I've been misleading a co-worker lately. Not completely but not completely honest either. We've both been discussing the fact that we have no passions in our lives. How we really just don't care much about anything. I'm not into sports because I just can't bring myself to care about a "game". I'm not into politics because it appears to be self serving, maybe not in the beginning but always in the end. So many "passions" seem to be about convincing people to think like you think for the purpose of self validation. Well, I actually like me and don't need outside approval to feel good. Of course it's nice to get, but I don't crave that justification. Even when it comes to the Christian faith it seems that so many people's spreading of the good news is more about convincing others to be and think the same as them. They miss the point and it makes me question if they have truly surrendered their life to the Lord. Jesus convinced many to follow Him, but it was for their own good not His. Today's Christians seem to be trying harder to earn a better standing for themselves than truly concerned for those that haven't experienced the love of Christ. What really breaks my heart is the fact that many of them don't even realize how selfish and self serving their Christian walk is. My passion is to help others along the path of truly following Christ. Whether they are on the path and slightly misguided or in the waste lands that surround the path does not matter to me. I want to do what I've be commanded to do. Go and make disciples, not converts, but disciples. Disciples of Christ who understand and can't contain the love that can only come for Him. That is my passion. I don't yet know the exact medium I will use for this, but I know it doesn't matter because I can do this on a daily basis just by walking the path. I don't need to know where the path is taking me because it only goes in the right direction.

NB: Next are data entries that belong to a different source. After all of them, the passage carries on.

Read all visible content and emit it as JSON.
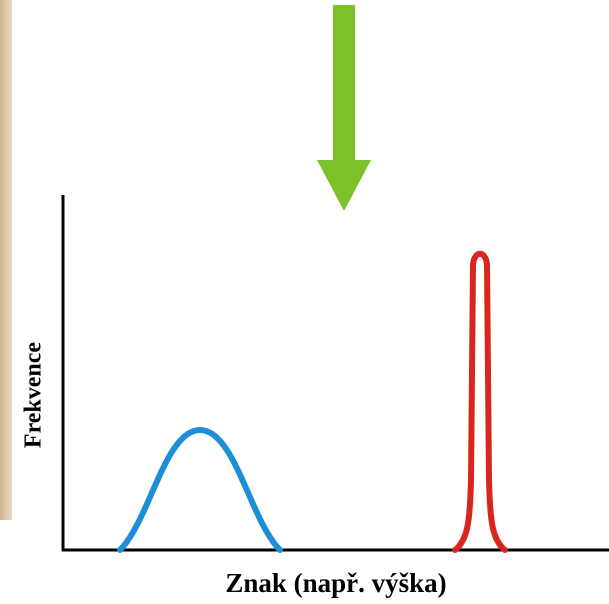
{
  "axes": {
    "y_label": "Frekvence",
    "x_label": "Znak (např. výška)"
  }
}
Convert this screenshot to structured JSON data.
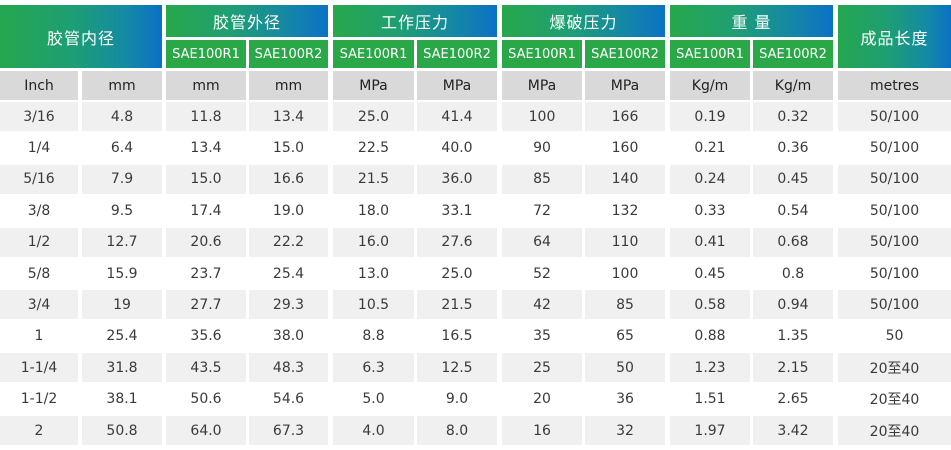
{
  "header": {
    "inner_diameter": "胶管内径",
    "outer_diameter": "胶管外径",
    "working_pressure": "工作压力",
    "burst_pressure": "爆破压力",
    "weight": "重 量",
    "length": "成品长度",
    "sub_labels": [
      "SAE100R1",
      "SAE100R2",
      "SAE100R1",
      "SAE100R2",
      "SAE100R1",
      "SAE100R2",
      "SAE100R1",
      "SAE100R2"
    ]
  },
  "units": [
    "Inch",
    "mm",
    "mm",
    "mm",
    "MPa",
    "MPa",
    "MPa",
    "MPa",
    "Kg/m",
    "Kg/m",
    "metres"
  ],
  "rows": [
    [
      "3/16",
      "4.8",
      "11.8",
      "13.4",
      "25.0",
      "41.4",
      "100",
      "166",
      "0.19",
      "0.32",
      "50/100"
    ],
    [
      "1/4",
      "6.4",
      "13.4",
      "15.0",
      "22.5",
      "40.0",
      "90",
      "160",
      "0.21",
      "0.36",
      "50/100"
    ],
    [
      "5/16",
      "7.9",
      "15.0",
      "16.6",
      "21.5",
      "36.0",
      "85",
      "140",
      "0.24",
      "0.45",
      "50/100"
    ],
    [
      "3/8",
      "9.5",
      "17.4",
      "19.0",
      "18.0",
      "33.1",
      "72",
      "132",
      "0.33",
      "0.54",
      "50/100"
    ],
    [
      "1/2",
      "12.7",
      "20.6",
      "22.2",
      "16.0",
      "27.6",
      "64",
      "110",
      "0.41",
      "0.68",
      "50/100"
    ],
    [
      "5/8",
      "15.9",
      "23.7",
      "25.4",
      "13.0",
      "25.0",
      "52",
      "100",
      "0.45",
      "0.8",
      "50/100"
    ],
    [
      "3/4",
      "19",
      "27.7",
      "29.3",
      "10.5",
      "21.5",
      "42",
      "85",
      "0.58",
      "0.94",
      "50/100"
    ],
    [
      "1",
      "25.4",
      "35.6",
      "38.0",
      "8.8",
      "16.5",
      "35",
      "65",
      "0.88",
      "1.35",
      "50"
    ],
    [
      "1-1/4",
      "31.8",
      "43.5",
      "48.3",
      "6.3",
      "12.5",
      "25",
      "50",
      "1.23",
      "2.15",
      "20至40"
    ],
    [
      "1-1/2",
      "38.1",
      "50.6",
      "54.6",
      "5.0",
      "9.0",
      "20",
      "36",
      "1.51",
      "2.65",
      "20至40"
    ],
    [
      "2",
      "50.8",
      "64.0",
      "67.3",
      "4.0",
      "8.0",
      "16",
      "32",
      "1.97",
      "3.42",
      "20至40"
    ]
  ]
}
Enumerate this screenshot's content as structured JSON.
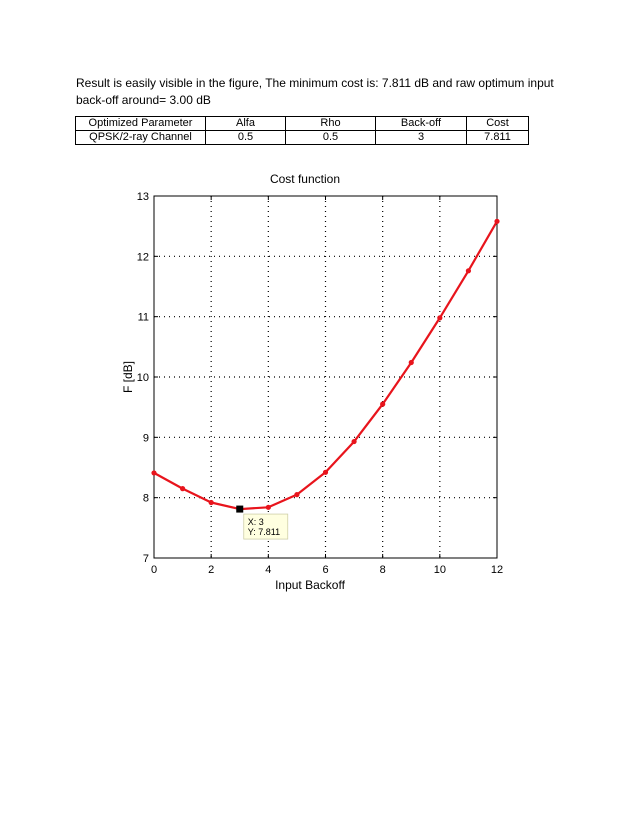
{
  "paragraph": {
    "line1": "Result is easily visible in the figure, The minimum cost is: 7.811 dB and raw optimum input",
    "line2": "back-off around= 3.00 dB"
  },
  "table": {
    "headers": [
      "Optimized Parameter",
      "Alfa",
      "Rho",
      "Back-off",
      "Cost"
    ],
    "rows": [
      [
        "QPSK/2-ray Channel",
        "0.5",
        "0.5",
        "3",
        "7.811"
      ]
    ]
  },
  "chart_data": {
    "type": "line",
    "title": "Cost function",
    "xlabel": "Input Backoff",
    "ylabel": "F [dB]",
    "xlim": [
      0,
      12
    ],
    "ylim": [
      7,
      13
    ],
    "xticks": [
      0,
      2,
      4,
      6,
      8,
      10,
      12
    ],
    "yticks": [
      7,
      8,
      9,
      10,
      11,
      12,
      13
    ],
    "grid": true,
    "series": [
      {
        "color": "#e8141c",
        "x": [
          0,
          1,
          2,
          3,
          4,
          5,
          6,
          7,
          8,
          9,
          10,
          11,
          12
        ],
        "y": [
          8.41,
          8.15,
          7.92,
          7.811,
          7.84,
          8.05,
          8.42,
          8.93,
          9.55,
          10.24,
          10.98,
          11.76,
          12.58
        ]
      }
    ],
    "datatip": {
      "x": 3,
      "y": 7.811,
      "line1": "X: 3",
      "line2": "Y: 7.811"
    }
  }
}
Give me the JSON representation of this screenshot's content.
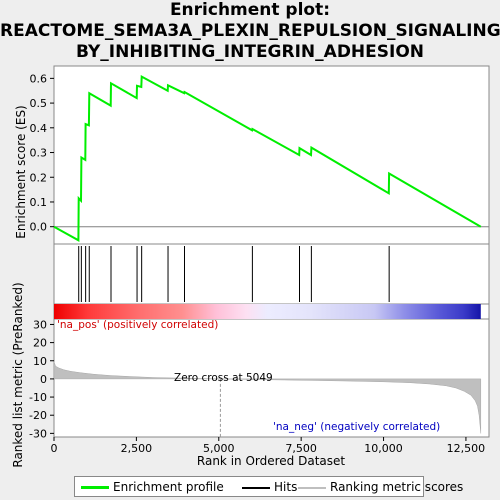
{
  "title": {
    "line1": "Enrichment plot:",
    "line2": "REACTOME_SEMA3A_PLEXIN_REPULSION_SIGNALING_",
    "line3": "BY_INHIBITING_INTEGRIN_ADHESION"
  },
  "legend": {
    "enrichment_profile": "Enrichment profile",
    "hits": "Hits",
    "ranking_metric_scores": "Ranking metric scores"
  },
  "colors": {
    "enrichment_line": "#00ee00",
    "hits": "#000000",
    "metric_fill": "#bfbfbf",
    "pos_label": "#d00000",
    "neg_label": "#0000c0"
  },
  "chart_data": [
    {
      "type": "line",
      "name": "enrichment_score",
      "ylabel": "Enrichment score (ES)",
      "ylim": [
        -0.07,
        0.65
      ],
      "xlim": [
        0,
        13200
      ],
      "yticks": [
        0.0,
        0.1,
        0.2,
        0.3,
        0.4,
        0.5,
        0.6
      ],
      "ytick_labels": [
        "0.0",
        "0.1",
        "0.2",
        "0.3",
        "0.4",
        "0.5",
        "0.6"
      ],
      "grid": false,
      "x": [
        0,
        740,
        750,
        820,
        830,
        950,
        960,
        1060,
        1070,
        1720,
        1730,
        2510,
        2520,
        2650,
        2660,
        3450,
        3460,
        3950,
        3960,
        6010,
        6020,
        7440,
        7450,
        7800,
        7810,
        10160,
        10170,
        12950
      ],
      "y": [
        0.0,
        -0.055,
        0.115,
        0.105,
        0.28,
        0.27,
        0.415,
        0.41,
        0.54,
        0.49,
        0.58,
        0.52,
        0.57,
        0.565,
        0.607,
        0.55,
        0.572,
        0.54,
        0.545,
        0.39,
        0.395,
        0.29,
        0.318,
        0.29,
        0.32,
        0.135,
        0.215,
        0.0
      ]
    },
    {
      "type": "hits",
      "name": "hits",
      "x": [
        750,
        830,
        960,
        1070,
        1730,
        2520,
        2660,
        3460,
        3960,
        6020,
        7450,
        7810,
        10170
      ]
    },
    {
      "type": "area",
      "name": "ranking_metric",
      "ylabel": "Ranked list metric (PreRanked)",
      "xlabel": "Rank in Ordered Dataset",
      "ylim": [
        -32,
        33
      ],
      "xlim": [
        0,
        13200
      ],
      "yticks": [
        -30,
        -20,
        -10,
        0,
        10,
        20,
        30
      ],
      "ytick_labels": [
        "-30",
        "-20",
        "-10",
        "0",
        "10",
        "20",
        "30"
      ],
      "xticks": [
        0,
        2500,
        5000,
        7500,
        10000,
        12500
      ],
      "xtick_labels": [
        "0",
        "2,500",
        "5,000",
        "7,500",
        "10,000",
        "12,500"
      ],
      "x": [
        0,
        50,
        150,
        300,
        500,
        800,
        1200,
        1700,
        2300,
        3000,
        3800,
        4500,
        5049,
        6000,
        7000,
        8000,
        9000,
        10000,
        10800,
        11400,
        11900,
        12200,
        12450,
        12650,
        12780,
        12850,
        12900,
        12950
      ],
      "y": [
        9.5,
        7.0,
        6.0,
        5.0,
        4.2,
        3.4,
        2.6,
        1.9,
        1.3,
        0.8,
        0.45,
        0.2,
        0.0,
        -0.3,
        -0.6,
        -0.9,
        -1.2,
        -1.6,
        -2.1,
        -2.8,
        -3.8,
        -5.0,
        -6.8,
        -9.0,
        -12.0,
        -15.0,
        -20.0,
        -30.0
      ],
      "annotations": {
        "pos": "'na_pos' (positively correlated)",
        "neg": "'na_neg' (negatively correlated)",
        "zero_cross": "Zero cross at 5049"
      },
      "zero_cross": 5049
    }
  ]
}
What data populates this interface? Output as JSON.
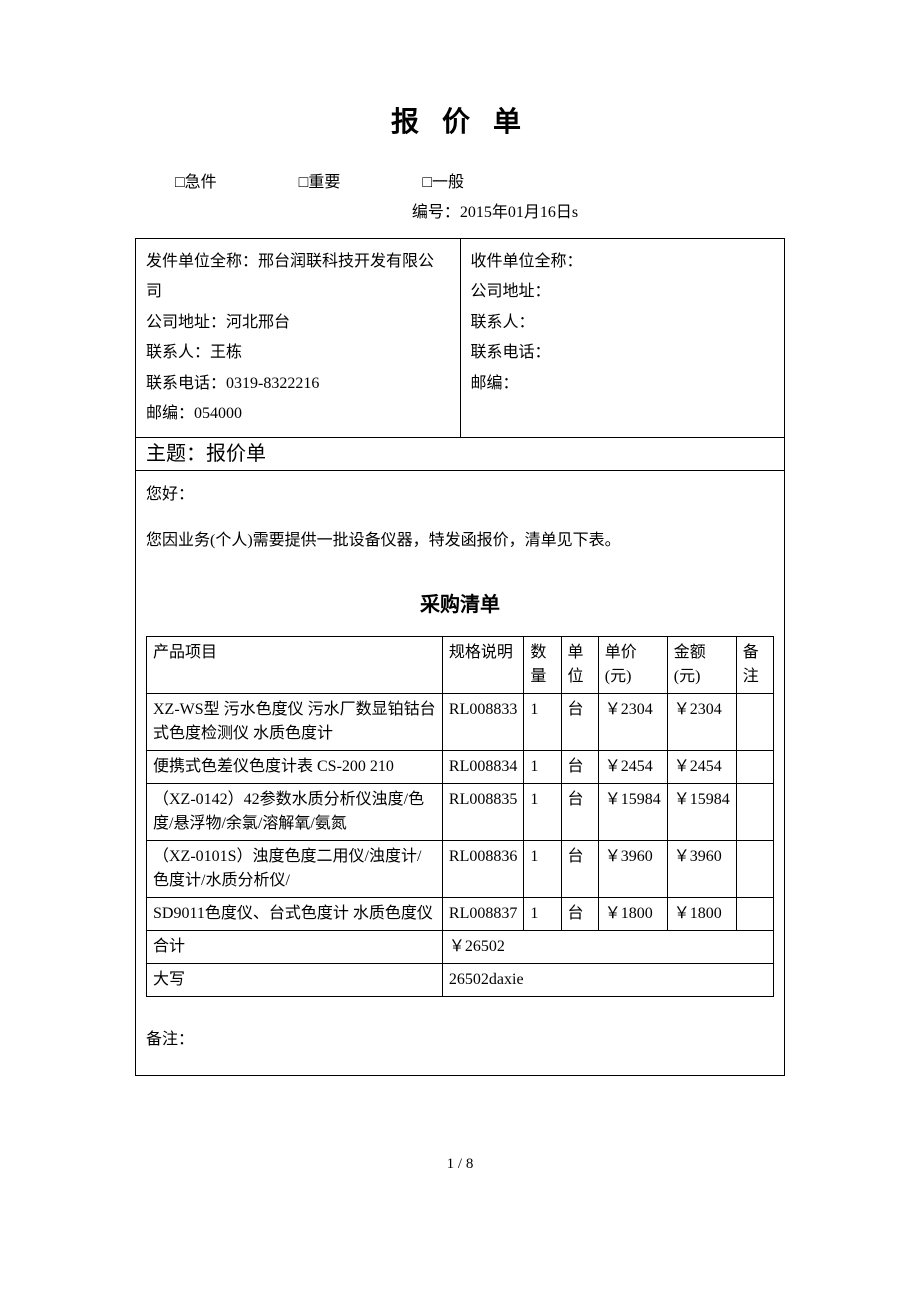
{
  "title": "报 价 单",
  "priority": {
    "urgent": "□急件",
    "important": "□重要",
    "normal": "□一般"
  },
  "docnum_label": "编号：",
  "docnum_value": "2015年01月16日s",
  "sender": {
    "org_label": "发件单位全称：",
    "org": "邢台润联科技开发有限公司",
    "addr_label": "公司地址：",
    "addr": "河北邢台",
    "contact_label": "联系人：",
    "contact": "王栋",
    "phone_label": "联系电话：",
    "phone": "0319-8322216",
    "zip_label": "邮编：",
    "zip": "054000"
  },
  "recipient": {
    "org_label": "收件单位全称：",
    "addr_label": "公司地址：",
    "contact_label": "联系人：",
    "phone_label": "联系电话：",
    "zip_label": "邮编："
  },
  "subject_label": "主题：",
  "subject_value": "报价单",
  "greeting": "您好：",
  "intro": "您因业务(个人)需要提供一批设备仪器，特发函报价，清单见下表。",
  "list_title": "采购清单",
  "columns": {
    "name": "产品项目",
    "spec": "规格说明",
    "qty": "数量",
    "unit": "单位",
    "price": "单价(元)",
    "amount": "金额(元)",
    "note": "备注"
  },
  "rows": [
    {
      "name": "XZ-WS型 污水色度仪 污水厂数显铂钴台式色度检测仪 水质色度计",
      "spec": "RL008833",
      "qty": "1",
      "unit": "台",
      "price": "￥2304",
      "amount": "￥2304",
      "note": ""
    },
    {
      "name": "便携式色差仪色度计表 CS-200 210",
      "spec": "RL008834",
      "qty": "1",
      "unit": "台",
      "price": "￥2454",
      "amount": "￥2454",
      "note": ""
    },
    {
      "name": "（XZ-0142）42参数水质分析仪浊度/色度/悬浮物/余氯/溶解氧/氨氮",
      "spec": "RL008835",
      "qty": "1",
      "unit": "台",
      "price": "￥15984",
      "amount": "￥15984",
      "note": ""
    },
    {
      "name": "（XZ-0101S）浊度色度二用仪/浊度计/色度计/水质分析仪/",
      "spec": "RL008836",
      "qty": "1",
      "unit": "台",
      "price": "￥3960",
      "amount": "￥3960",
      "note": ""
    },
    {
      "name": "SD9011色度仪、台式色度计 水质色度仪",
      "spec": "RL008837",
      "qty": "1",
      "unit": "台",
      "price": "￥1800",
      "amount": "￥1800",
      "note": ""
    }
  ],
  "total_label": "合计",
  "total_value": "￥26502",
  "caps_label": "大写",
  "caps_value": "26502daxie",
  "remarks_label": "备注：",
  "pager": "1 / 8"
}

Thursday, September 14, 2006

On The Edge

I have friends who are trying to truly follow the Lord and are living on the "edge" with their faith. They are letting go of all the trappings of "religion" and just LIVING IT (the Christian life). Now some in the "church" we attend are making all kinds of accusations against them...from they're trying to steal members and start a home church to they're tithing to a former children's minister. It's all untrue and just proves to me how many "Christians" really don't get it. They think attendance and involvement in programs is the key. They don't ever seem to realize Jesus himself was on the outside of religion when he walked this earth. My friends are now experiencing what so many others have...HURT!!! And from those that are supposed to be supporting them. It breaks my heart. I know they'll survive and come out stronger, it's just sucks that the resistance is coming from friendlies. We have some guarantees when we follow Christ, one of which is that it will not be easy.

Wednesday, September 06, 2006

Exsisting

I know I'm not very much fun to be around these days. My wife must really love me! I knew I had too much going on in my life so I made some changes to slow down. Now all I do is sit around and wonder what the hell I needed all this time for. I exsist. nothing more, nothing less. Mr. Mellancamp must have known what I'm feeling when he sang, "life goes on long after the thrill of living is gone." I really want to find joy in life's little pleasures, and I'm fully aware of all the blessings I have in my life, but I just have this desire to live a life of adventure with purpose. I want to be satisfied but for some reason satisfaction eludes me. My wife says I have a wandering spirit. Maybe... I just wish I knew where it was wandering to.